A nota emitida pela comissão executiva do PT, ao final de sua reunião para reafirmar "o capital ético e político" do partido, é deliberadamente mentirosa. O clamor suscitado pelo caso Waldomiro Diniz é devido, ao que afirmam as conclusões expostas em nota da executiva, a uma campanha "orquestrada por setores da oposição e da mídia".
Para evidenciar a falsidade da alegada orquestração entre oposicionistas e mídia, é suficiente lembrar a desproporção entre os espaços e tempos concedidos dia a dia, nos jornais e na tv, a representantes do PT e da oposição para considerações em torno do caso Waldomiro. Há mais, porém.
O governismo predominante na mídia transferiu-se do governo Fernando Henrique para o governo Lula. Dois fatores vêm em socorro dos que desejem defender a mídia: o governo Lula não é mais do que a continuação piorada do governo Fernando Henrique, que tanto encantava a mídia; e a maior parte da mídia aguarda a ajuda financeira cuja fórmula o governo está concluindo. Querer que esses fatores, além de talvez explicativos, não transpareçam atitude movida por interesse e, portanto, incompatível com a propalada ética da mídia, aí já seria demais.
Uma pergunta, a propósito: se a mídia faz "campanha sistemática" (...) "visando a enfraquecer o governo", por que o governo vem se ocupando tanto com a ajuda financeira pretendida pela maioria da mídia?

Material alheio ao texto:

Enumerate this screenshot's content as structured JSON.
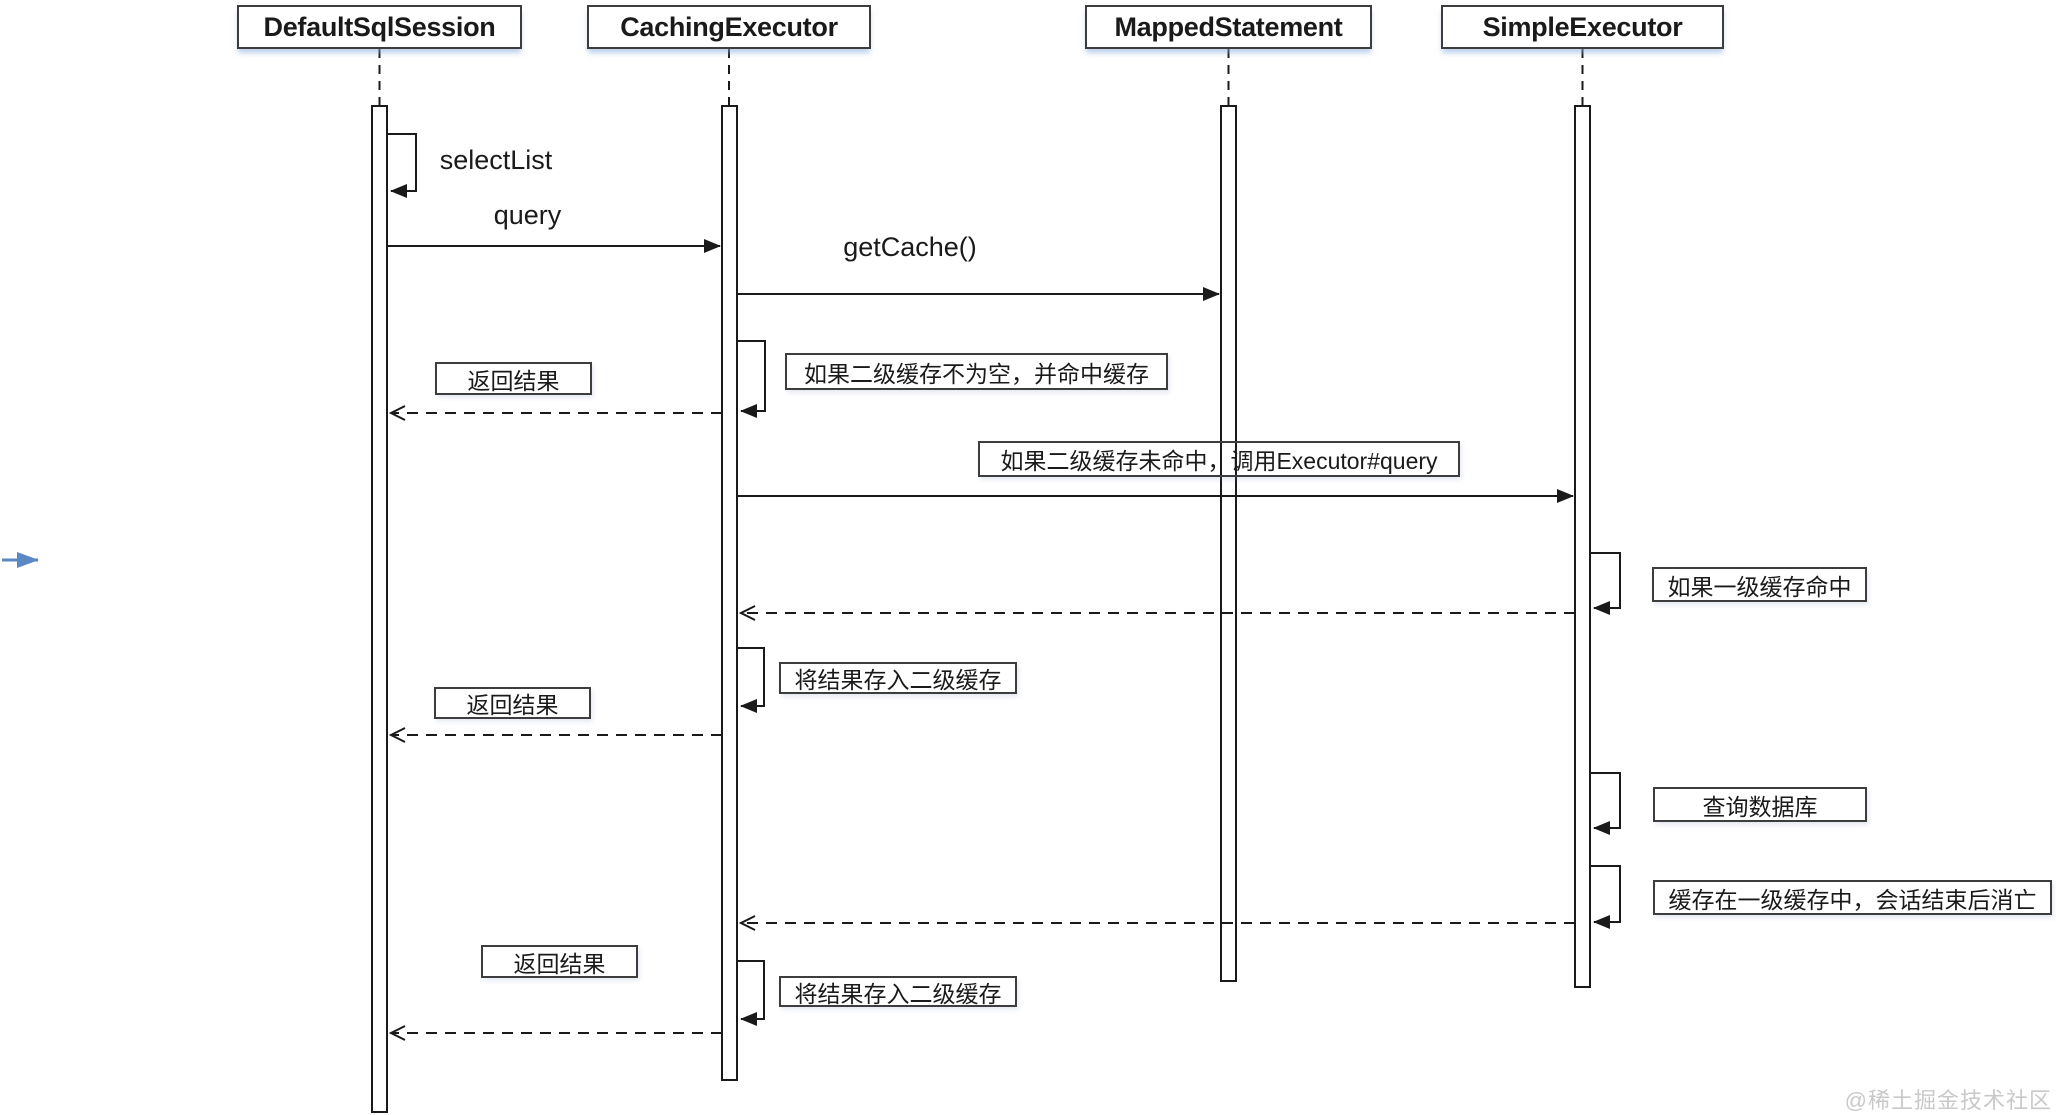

É porque, à maneira sambista da mulher de malandro, gosta de apanhar; é para comprar silêncio e apoio, em prática de corrupção explícita; ou há terceira razão, como, por exemplo, relações governo/ mídia que, ressalvada uma exceção aqui outra ali, têm sido muito satisfatórias de parte a parte?

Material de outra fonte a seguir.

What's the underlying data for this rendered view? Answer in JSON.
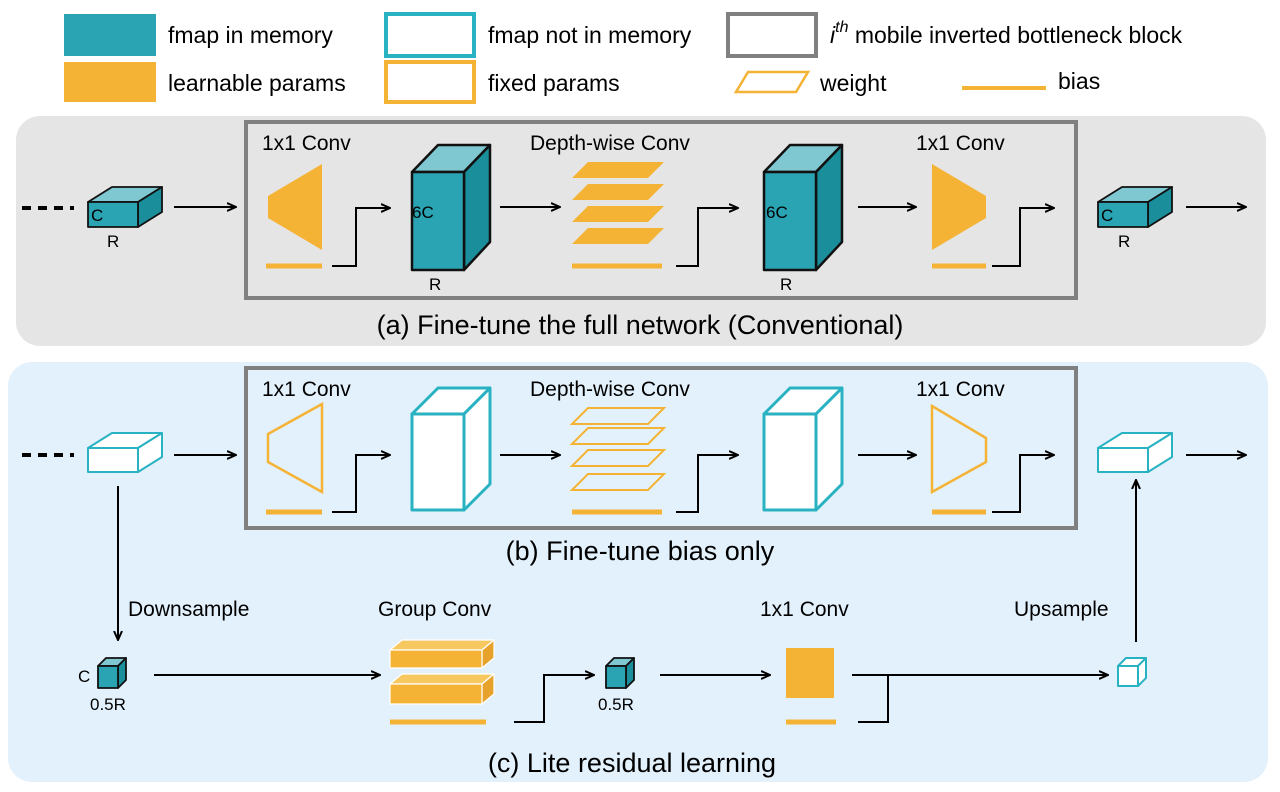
{
  "colors": {
    "teal": "#2aa3b2",
    "teal_outline": "#28b2c2",
    "orange": "#f5b335",
    "panel_a": "#e5e5e5",
    "panel_bc": "#e3f1fc",
    "block_border": "#808080"
  },
  "legend": {
    "fmap_in_memory": "fmap in memory",
    "fmap_not_in_memory": "fmap not in memory",
    "block_prefix": "i",
    "block_sup": "th",
    "block_text": " mobile inverted bottleneck block",
    "learnable_params": "learnable params",
    "fixed_params": "fixed params",
    "weight": "weight",
    "bias": "bias"
  },
  "panel_a": {
    "conv1": "1x1 Conv",
    "dwconv": "Depth-wise Conv",
    "conv2": "1x1 Conv",
    "c_label": "C",
    "r_label": "R",
    "sixc_label": "6C",
    "caption": "(a) Fine-tune the full network (Conventional)"
  },
  "panel_b": {
    "conv1": "1x1 Conv",
    "dwconv": "Depth-wise Conv",
    "conv2": "1x1 Conv",
    "caption": "(b) Fine-tune bias only"
  },
  "panel_c": {
    "downsample": "Downsample",
    "group_conv": "Group Conv",
    "conv": "1x1 Conv",
    "upsample": "Upsample",
    "c_label": "C",
    "half_r": "0.5R",
    "caption": "(c) Lite residual learning"
  }
}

Em vez de orquestração da mídia com oposicionistas, o que levou às proporções do caso Waldomiro foi a desorquestração do PT, conduzido com a combinação de autoritarismo e inépcia. O próprio Lula teve em mãos a possibilidade de bloquear a progressão do caso, tão logo surgiu, e não a utilizou, ou nem a percebeu.
Na sexta-feira em que "Época" reproduziu trechos do vídeo com Waldomiro Diniz e Carlos Cachoeira, José Dirceu articulou a imediata divulgação do antídoto ao envolvimento do governo (e, claro, dele mesmo). Era o documento conclusivo da comissão interministerial constituída, no gabinete de Dirceu, para estudar a solução a ser dada pelo governo aos bingos. Divulgar a solução estabelecida -estatizar os bingos- enfraqueceria logo a contaminação do governo, cuja comissão decidira contrariamente a qualquer interesse negociado por Waldomiro Diniz.

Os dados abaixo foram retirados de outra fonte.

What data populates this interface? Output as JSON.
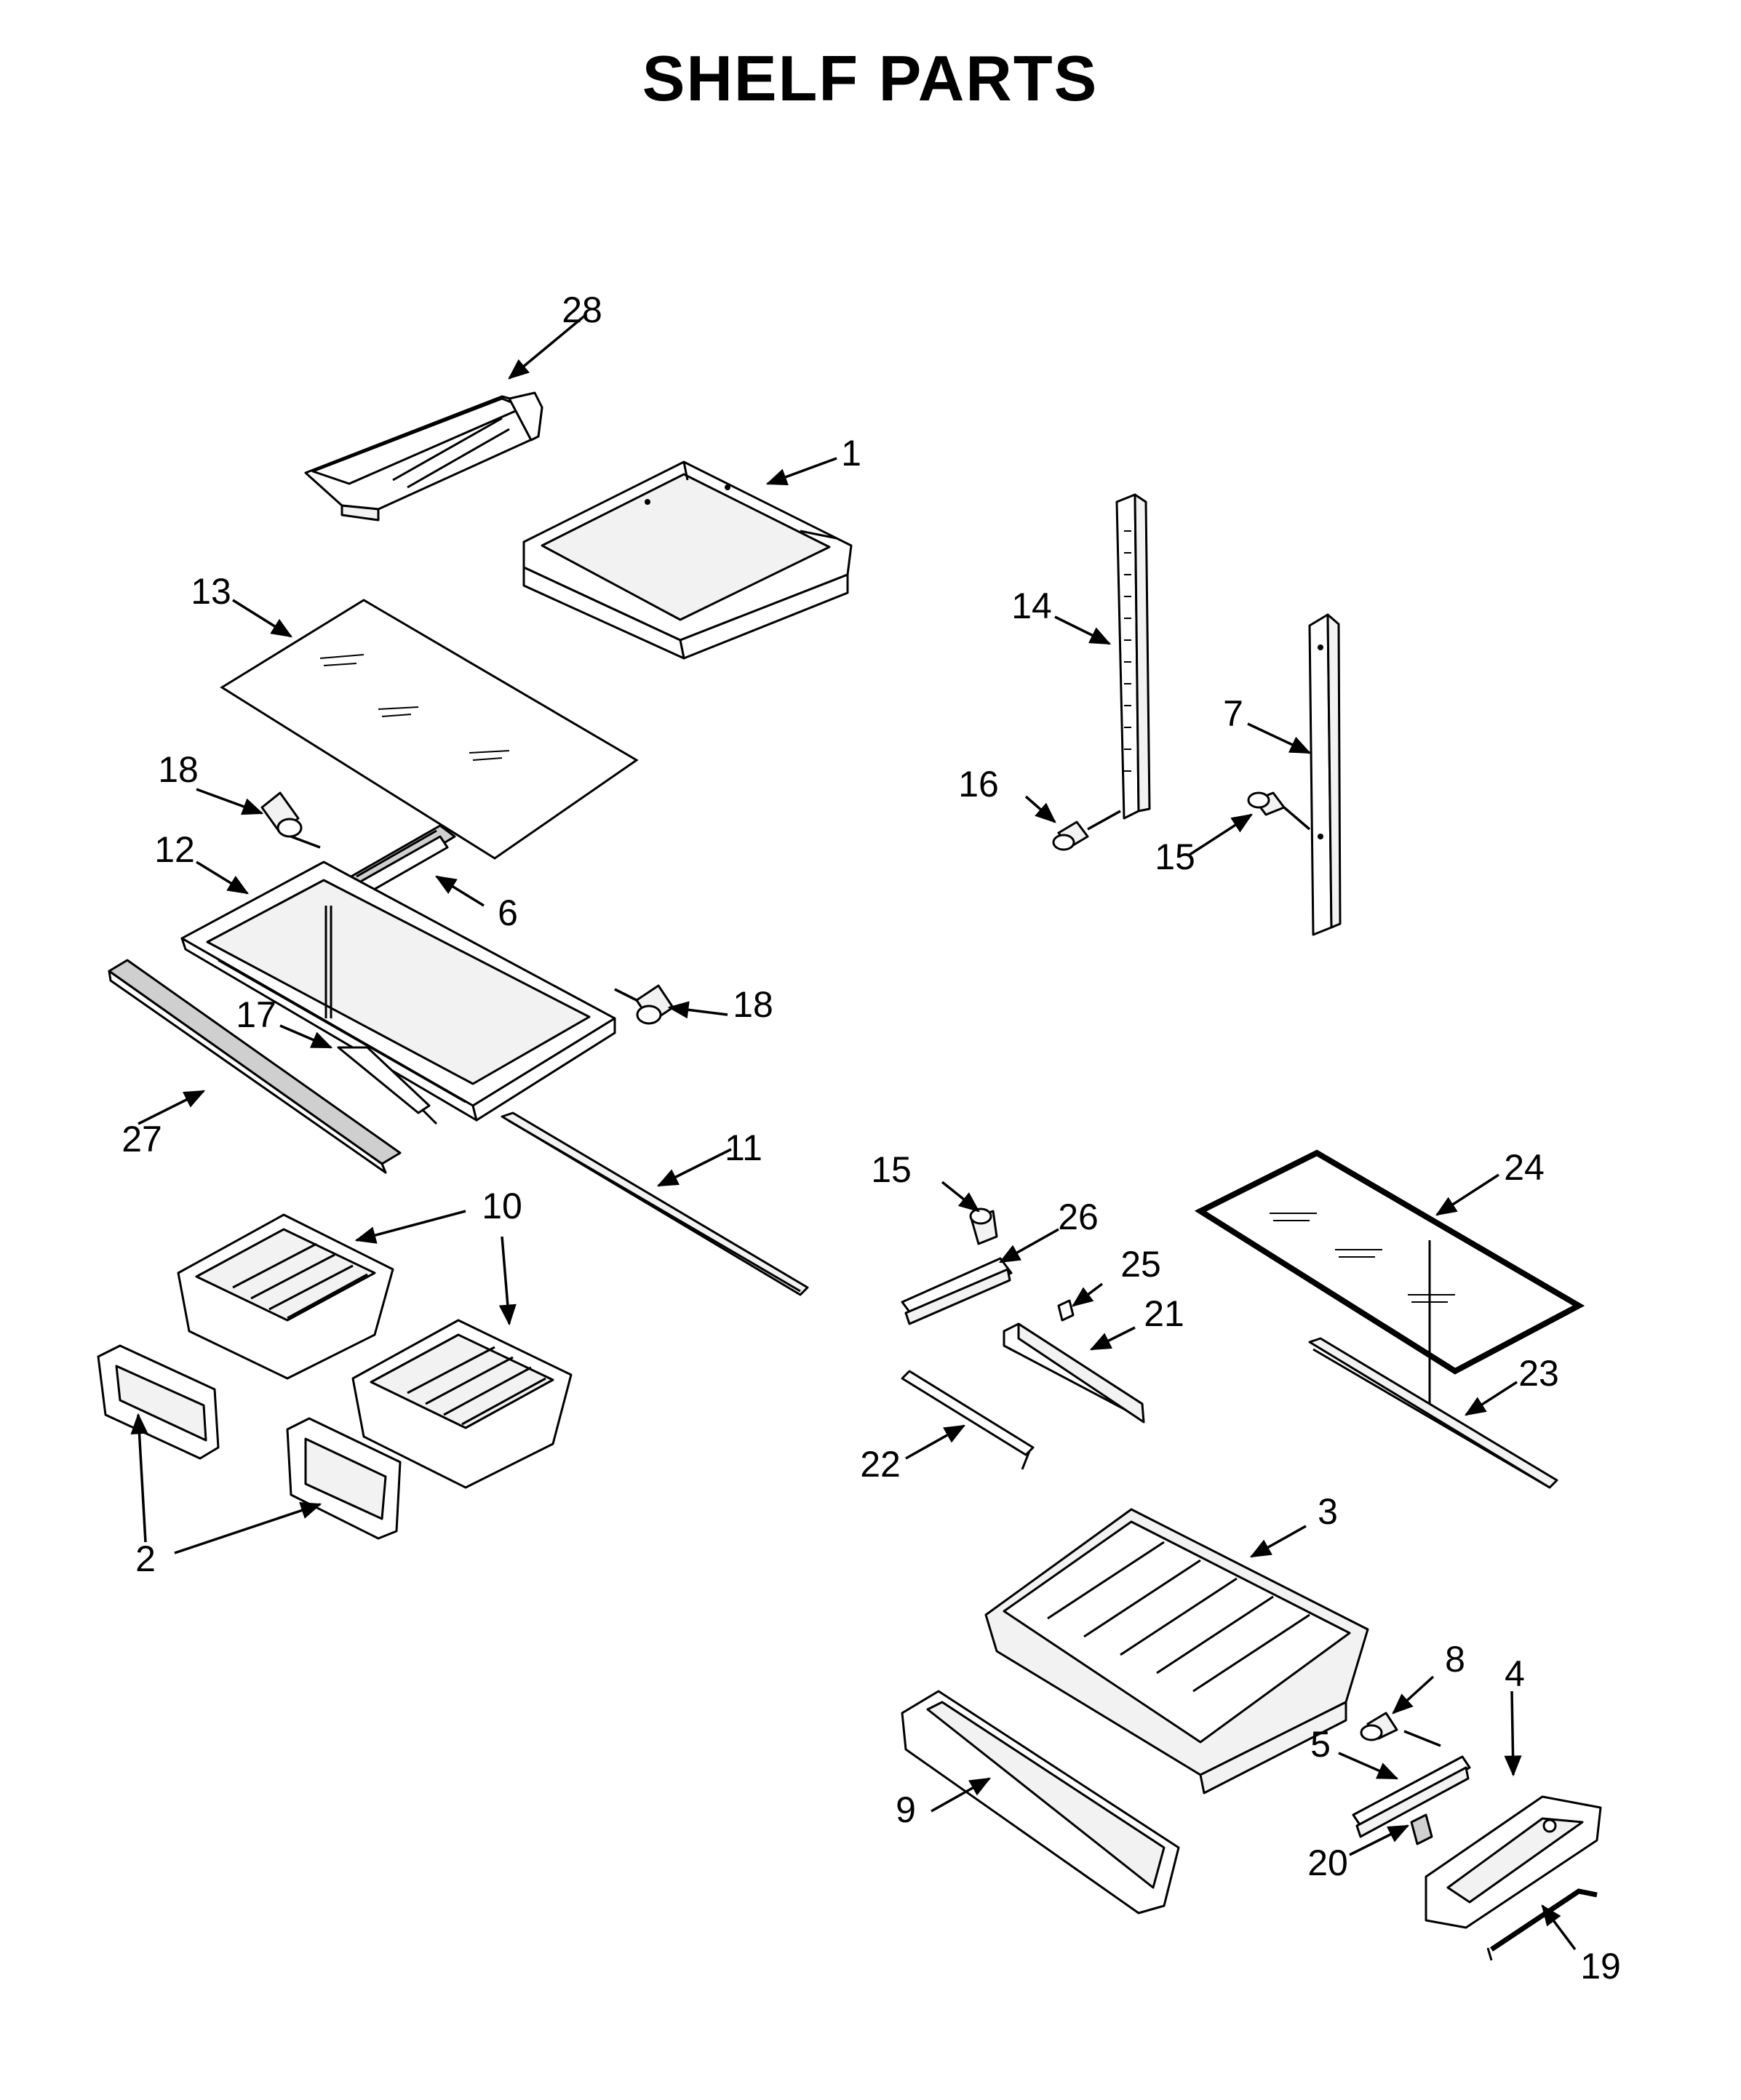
{
  "title": "SHELF PARTS",
  "callouts": {
    "c1": "1",
    "c2": "2",
    "c3": "3",
    "c4": "4",
    "c5": "5",
    "c6": "6",
    "c7": "7",
    "c8": "8",
    "c9": "9",
    "c10": "10",
    "c11": "11",
    "c12": "12",
    "c13": "13",
    "c14": "14",
    "c15a": "15",
    "c15b": "15",
    "c16": "16",
    "c17": "17",
    "c18a": "18",
    "c18b": "18",
    "c19": "19",
    "c20": "20",
    "c21": "21",
    "c22": "22",
    "c23": "23",
    "c24": "24",
    "c25": "25",
    "c26": "26",
    "c27": "27",
    "c28": "28"
  }
}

José Dirceu batalhou naquela sexta-feira pela divulgação do documento. Lula não cedeu à idéia, ao que parece, convicto de que a revelação do vídeo não prosperaria, por se tratar de fato anterior ao seu governo e encerrável com a destituição de Diniz e inquérito policial. A partir dessa primeira gafe, foi uma sucessão de trapalhadas ainda inconcluída.
Enquanto era esperado no Hotel Glória para a festa de aniversário do PT, no Rio, naquela sexta-feira José Dirceu almoçava no "Globo". Já chegara às bancas a revista com a denúncia que atingia o seu gabinete. Revista de propriedade do grupo "Globo". Na ótica paranóide da direção petista, só a revelação da revista deve ser considerada, o almoço cordial, não.
Com a direção partidária que tem, o governo Lula não precisa de oposição. Nem a mídia precisa orquestrar coisa alguma.